Karsonya Wise Whitehead, the recipient of the 2019 Collegium Visionary Award, embodies the Collegium ideal and pushes it forward in important and creative ways. Through scholarship, teaching, and mentorship she has enriched the lives of her students, colleagues, and Collegium colloquy participants.
Dr. Whitehead—“Dr. Kaye” to her many radio listeners, “Kaye” to her many friends—participated in Collegium as a Faculty Fellow in 2012, and served as a mentor in 2016 and 2018 and as a panelist at the Pause at 25 conference in 2017. Five faculty who engaged with her at those events stepped forward to nominate her for this award. They cited her “passion,” “boldness,” “energy” and commitment to the kind of intellectual life that serves the marginalized, particularly those marginalized by virtue of race. As one nominee summed it up, the award described just who she is: “a visionary.”
They wrote that she embodies “the values of solidarity, humility, and radical love that informs the humanistic vision that undergirds the Catholic intellectual tradition, Catholic Social Teaching, and Collegium.” Kaye brings the wisdom and strength of the Black Church she was raised in, and to which she and her husband Johnnie remain committed today, into conversation with the Catholic, Jesuit tradition of Loyola University Maryland in fruitful and energizing ways.
All five nominees spoke about Kaye’s capacity to inspire. One alumnus recalled that he started a conversation with her convinced that any effort to model the sacramental imagination in his history course was a “ridiculous” risk for an untenured faculty member. Kaye talked about how she did so in her classes. Her “gracious wisdom,” he wrote, enabled him to get over his pre-tenure “silence… and self censorship” and gave him the courage to take risks that lived up to his students’ needs.

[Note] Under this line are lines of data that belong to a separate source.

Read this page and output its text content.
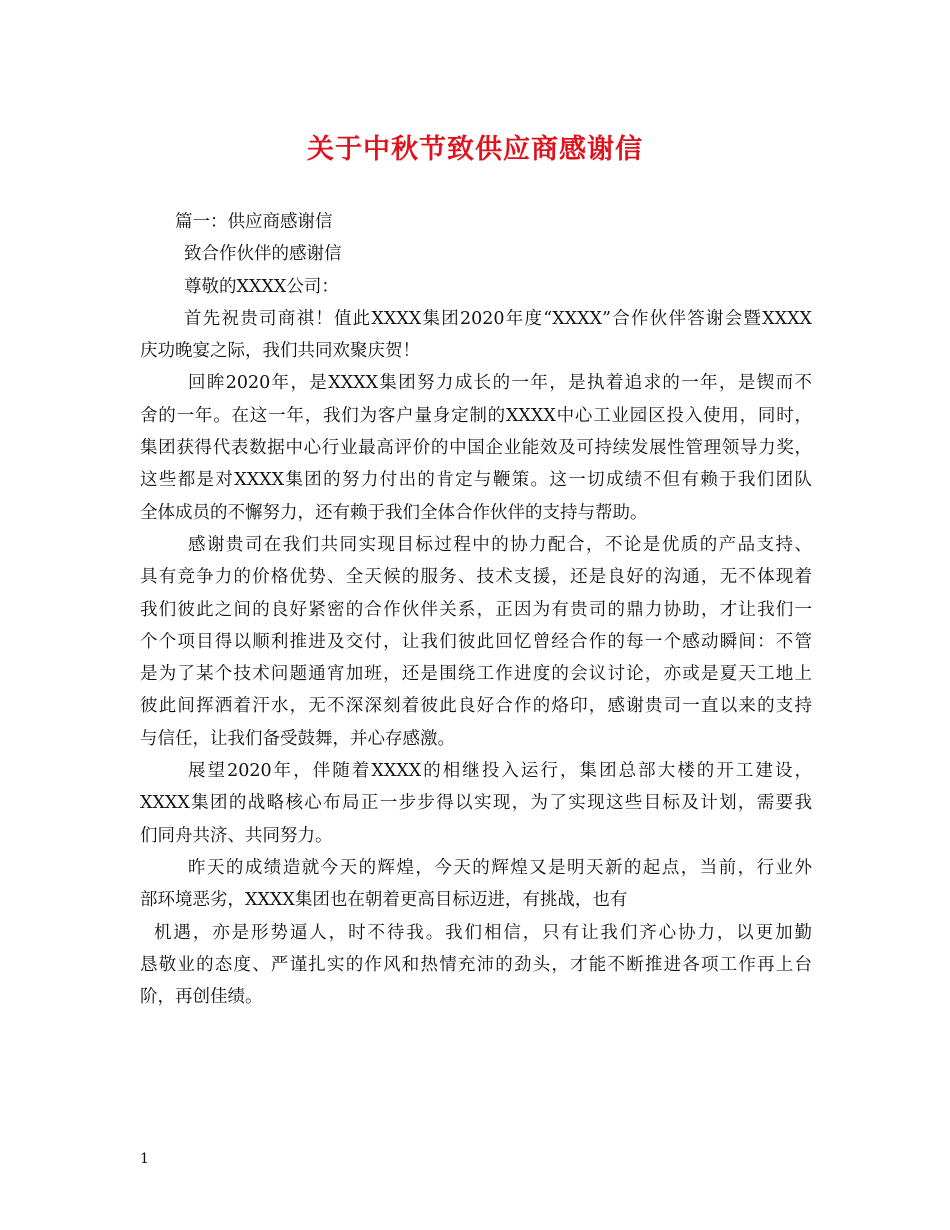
关于中秋节致供应商感谢信
篇一：供应商感谢信
致合作伙伴的感谢信
尊敬的XXXX公司：
首先祝贵司商祺！值此XXXX集团2020年度“XXXX”合作伙伴答谢会暨XXXX
庆功晚宴之际，我们共同欢聚庆贺！
回眸2020年，是XXXX集团努力成长的一年，是执着追求的一年，是锲而不
舍的一年。在这一年，我们为客户量身定制的XXXX中心工业园区投入使用，同时，
集团获得代表数据中心行业最高评价的中国企业能效及可持续发展性管理领导力奖，
这些都是对XXXX集团的努力付出的肯定与鞭策。这一切成绩不但有赖于我们团队
全体成员的不懈努力，还有赖于我们全体合作伙伴的支持与帮助。
感谢贵司在我们共同实现目标过程中的协力配合，不论是优质的产品支持、
具有竞争力的价格优势、全天候的服务、技术支援，还是良好的沟通，无不体现着
我们彼此之间的良好紧密的合作伙伴关系，正因为有贵司的鼎力协助，才让我们一
个个项目得以顺利推进及交付，让我们彼此回忆曾经合作的每一个感动瞬间：不管
是为了某个技术问题通宵加班，还是围绕工作进度的会议讨论，亦或是夏天工地上
彼此间挥洒着汗水，无不深深刻着彼此良好合作的烙印，感谢贵司一直以来的支持
与信任，让我们备受鼓舞，并心存感激。
展望2020年，伴随着XXXX的相继投入运行，集团总部大楼的开工建设，
XXXX集团的战略核心布局正一步步得以实现，为了实现这些目标及计划，需要我
们同舟共济、共同努力。
昨天的成绩造就今天的辉煌，今天的辉煌又是明天新的起点，当前，行业外
部环境恶劣，XXXX集团也在朝着更高目标迈进，有挑战，也有
机遇，亦是形势逼人，时不待我。我们相信，只有让我们齐心协力，以更加勤
恳敬业的态度、严谨扎实的作风和热情充沛的劲头，才能不断推进各项工作再上台
阶，再创佳绩。
1
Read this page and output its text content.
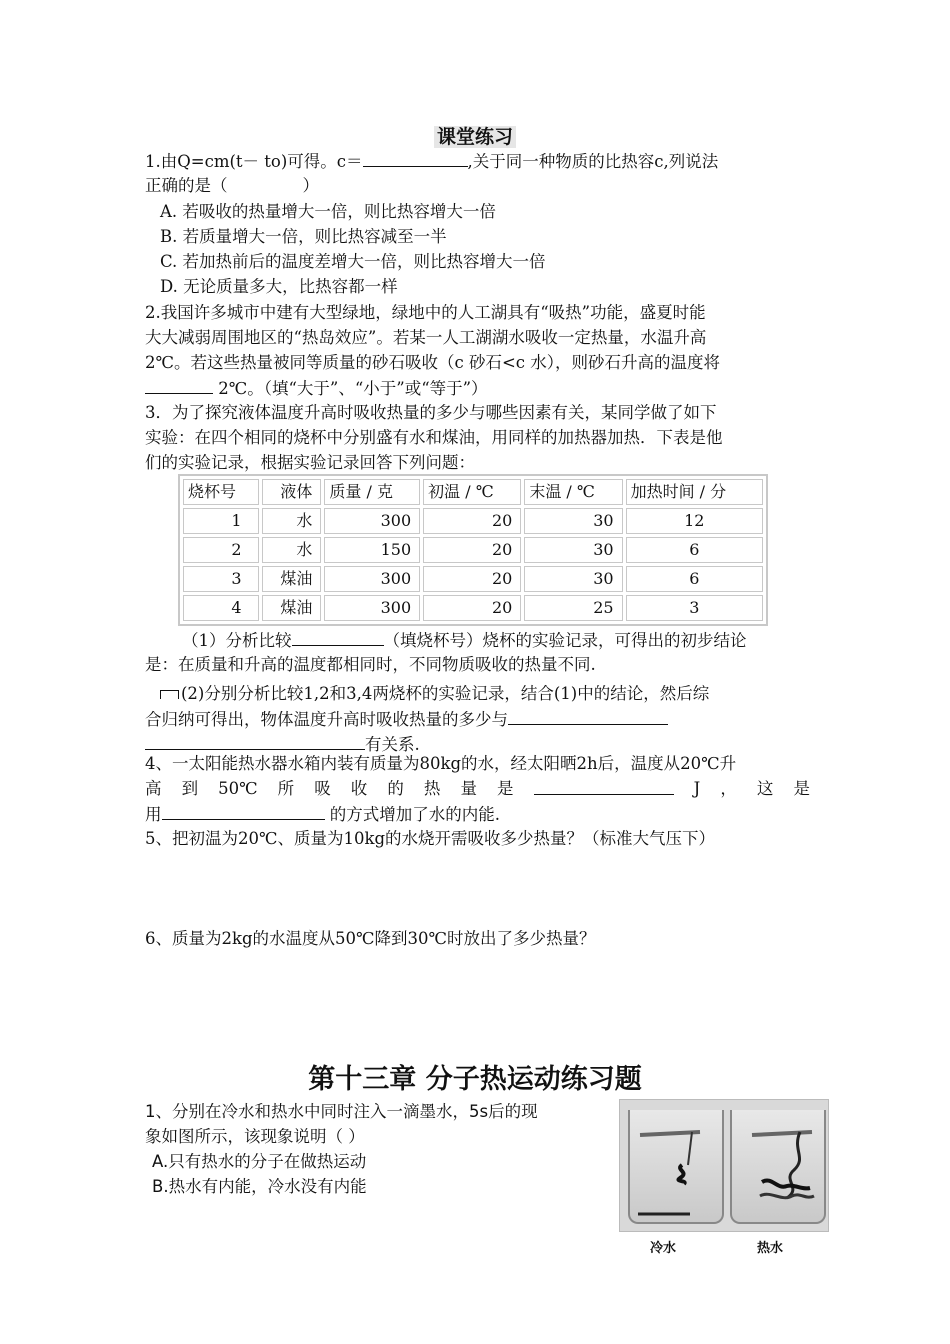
课堂练习
1.由Q=cm(t－ to)可得。c＝	,关于同一种物质的比热容c,列说法
正确的是（	）
A. 若吸收的热量增大一倍，则比热容增大一倍
B. 若质量增大一倍，则比热容减至一半
C. 若加热前后的温度差增大一倍，则比热容增大一倍
D. 无论质量多大，比热容都一样
2.我国许多城市中建有大型绿地，绿地中的人工湖具有“吸热”功能，盛夏时能
大大减弱周围地区的“热岛效应”。若某一人工湖湖水吸收一定热量，水温升高
2℃。若这些热量被同等质量的砂石吸收（c 砂石<c 水），则砂石升高的温度将
2℃。（填“大于”、“小于”或“等于”）
3．为了探究液体温度升高时吸收热量的多少与哪些因素有关，某同学做了如下
实验：在四个相同的烧杯中分别盛有水和煤油，用同样的加热器加热．下表是他
们的实验记录，根据实验记录回答下列问题：
烧杯号	液体	质量 / 克	初温 / ℃	末温 / ℃	加热时间 / 分
1	水	300	20	30	12
2	水	150	20	30	6
3	煤油	300	20	30	6
4	煤油	300	20	25	3
（1）分析比较	（填烧杯号）烧杯的实验记录，可得出的初步结论
是：在质量和升高的温度都相同时，不同物质吸收的热量不同.
(2)分别分析比较1,2和3,4两烧杯的实验记录，结合(1)中的结论，然后综
合归纳可得出，物体温度升高时吸收热量的多少与
有关系.
4、一太阳能热水器水箱内装有质量为80kg的水，经太阳晒2h后，温度从20℃升
高 到 50℃ 所 吸 收 的 热 量 是	J ， 这 是
用	的方式增加了水的内能.
5、把初温为20℃、质量为10kg的水烧开需吸收多少热量？（标准大气压下）
6、质量为2kg的水温度从50℃降到30℃时放出了多少热量？
第十三章 分子热运动练习题
1、分别在冷水和热水中同时注入一滴墨水，5s后的现
象如图所示，该现象说明（ ）
A.只有热水的分子在做热运动
B.热水有内能，冷水没有内能
冷水	热水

Kaye is a dedicated public intellectual who reflects deeply and continually on the relationship between scholarship and activism. She has a passion for justice, a justice that always seems driven most of all by love. Her commitment to make Baltimore a more just place is manifest in her recent effort to document life in hypersegregated Black neighborhoods, in award-winning curricula and lesson plans for K-12 teachers, in Op-Ed columns, as a speaker at Baltimore March for Our Lives, and as a “Best of Baltimore” radio host on “Today with Dr. Kaye.”
In addition to her role as a faculty member in the Department of Communications, Kaye teaches in the African and African American Studies Program and is Founding Executive Director of The Emilie Frances Davis Center for Education, Research, and Culture. She is author of the multi-award-winning Notes from a Colored Girl: the Civil War Pocket Diaries of Emilie Frances Davis; Letters to My Black Sons: Raising Boys in a Post Racial America; and RaceBrave, a collection that showcases, among other things, her talent as a poet. Poetry, she writes, saved her life, and she uses it as a medium to call attention to the senseless suffering of Eric Garner, Tamir Rice, Freddie Grey, Sandra Bland, and so many others. She is a blessing to others and an exemplar of the prophetic imagination, grounded in love, hope and new possibility.
Collegium is much richer because of Kaye Whitehead’s commitment to its work. In recognition of the dedication she brings to teaching, scholarship, mentorship and public service, we are proud to present the 2019 Visionary Award to Karsonya Wise Whitehead.